Dividing both sides by the distance 𝑑, we now have an equation that will let us do that. All that remains is to plug in 450 volts for 𝑉 sub 𝑝 and 8.00 centimetres for 𝑑 and then we can calculate 𝐸. When we’ve made these substitutions, before we calculate this fraction, there is one change we want to make and it has to do with the units of 𝑑.

Right now, 𝑑 is in units of centimetres, but the SI standard unit for length is metres. Recalling that 100 centimetres is equal to one metre, that lets us perform the conversion between these two length units. 8.00 centimetres is 0.08 metres. And when we calculate this fraction, we see that it’s 5.63 kilovolts per metre. This is a measure of just how much the potential changes for every metre of distance between our parallel plates.

Now, let’s move on to part two, where, as we mentioned before, we want to solve for the voltage between the plates, in other words, the voltage of the right most plate relative to the left plate which is at zero volts.
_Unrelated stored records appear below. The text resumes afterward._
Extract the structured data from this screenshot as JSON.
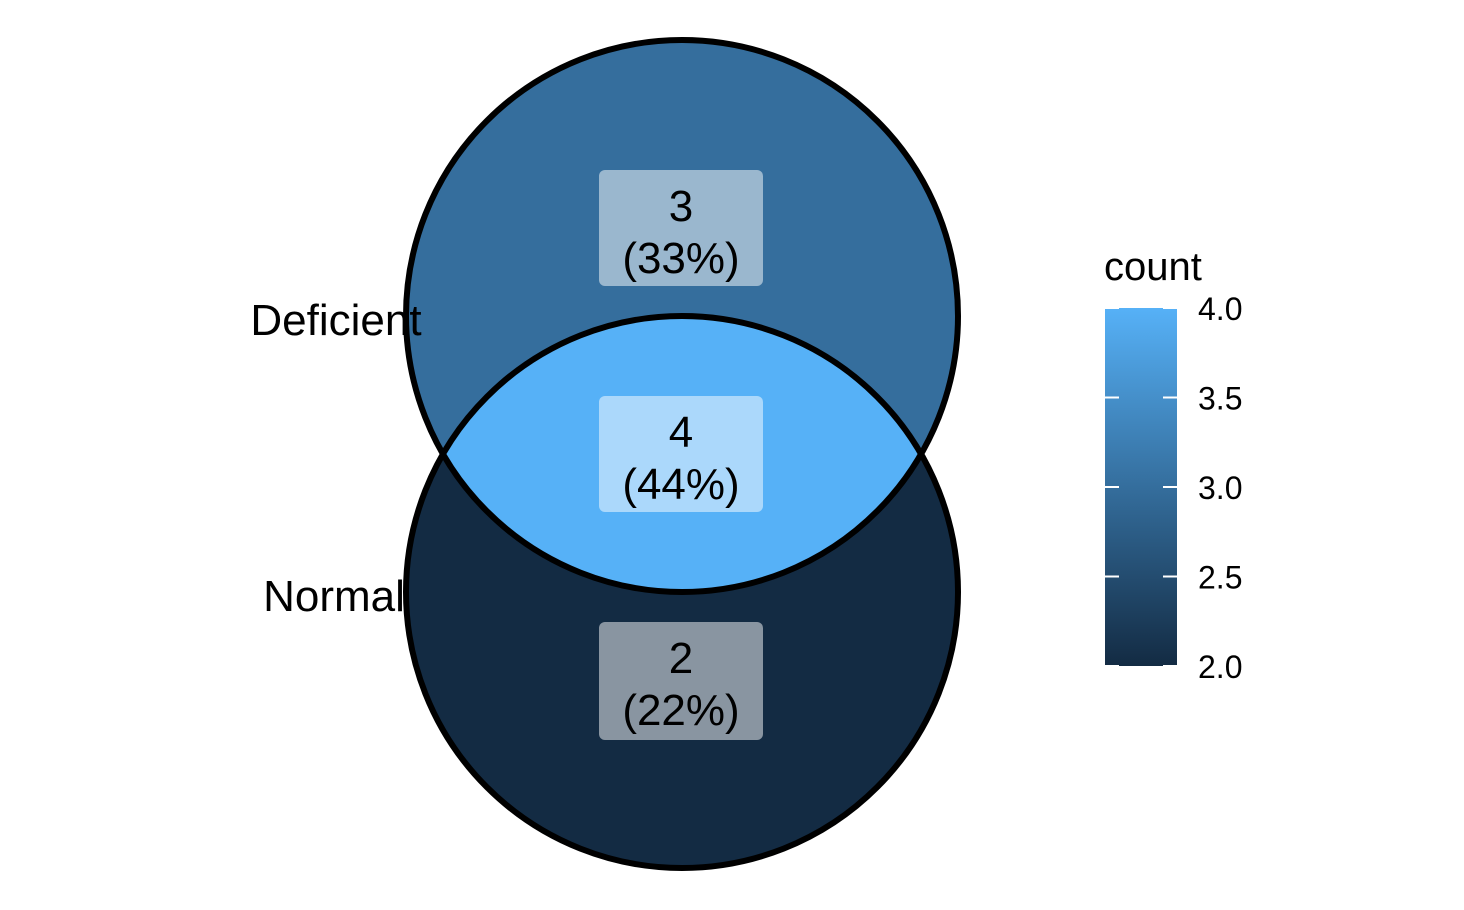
{
  "sets": [
    "Deficient",
    "Normal"
  ],
  "regions": [
    {
      "id": "deficient-only",
      "count": "3",
      "percent": "(33%)",
      "value": 3
    },
    {
      "id": "intersection",
      "count": "4",
      "percent": "(44%)",
      "value": 4
    },
    {
      "id": "normal-only",
      "count": "2",
      "percent": "(22%)",
      "value": 2
    }
  ],
  "legend": {
    "title": "count",
    "min": 2.0,
    "max": 4.0,
    "ticks": [
      "2.0",
      "2.5",
      "3.0",
      "3.5",
      "4.0"
    ],
    "low_color": "#132B43",
    "high_color": "#56B1F7"
  }
}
There are a couple of ways we could go about doing this.

One way is to take our 𝑉 sub 𝑝 value, well 450 volts, which remember applied at a point 8.00 centimetres from our zero volt standard, and multiply that by a ratio of distances. On top, we have the total distance between the plates and on bottom we have the distance from the zero-voltage plate to this point, where 𝑉 sub 𝑝 is measured. This method is perfectly good and will give us the result we’re looking for.

A second way we can solve for this voltage is to reapply our equation 𝑉 is equal to 𝐸 times 𝑑. Recall that in part one, we solved for that electric field strength in between the plates. So now, knowing that electric field, we can multiply it by the distance between the plates to solve for 𝑉.

Either one of these two methods will work and both will lead us to the voltage between the plates. If we do choose the second method, one thing we want to keep in mind is that we want to rewrite our distance between the plates in units of metres from its given units of centimetres.

Both of these methods lead to the same result and that is 563 volts. This is the voltage across the total distance from one plate to the other.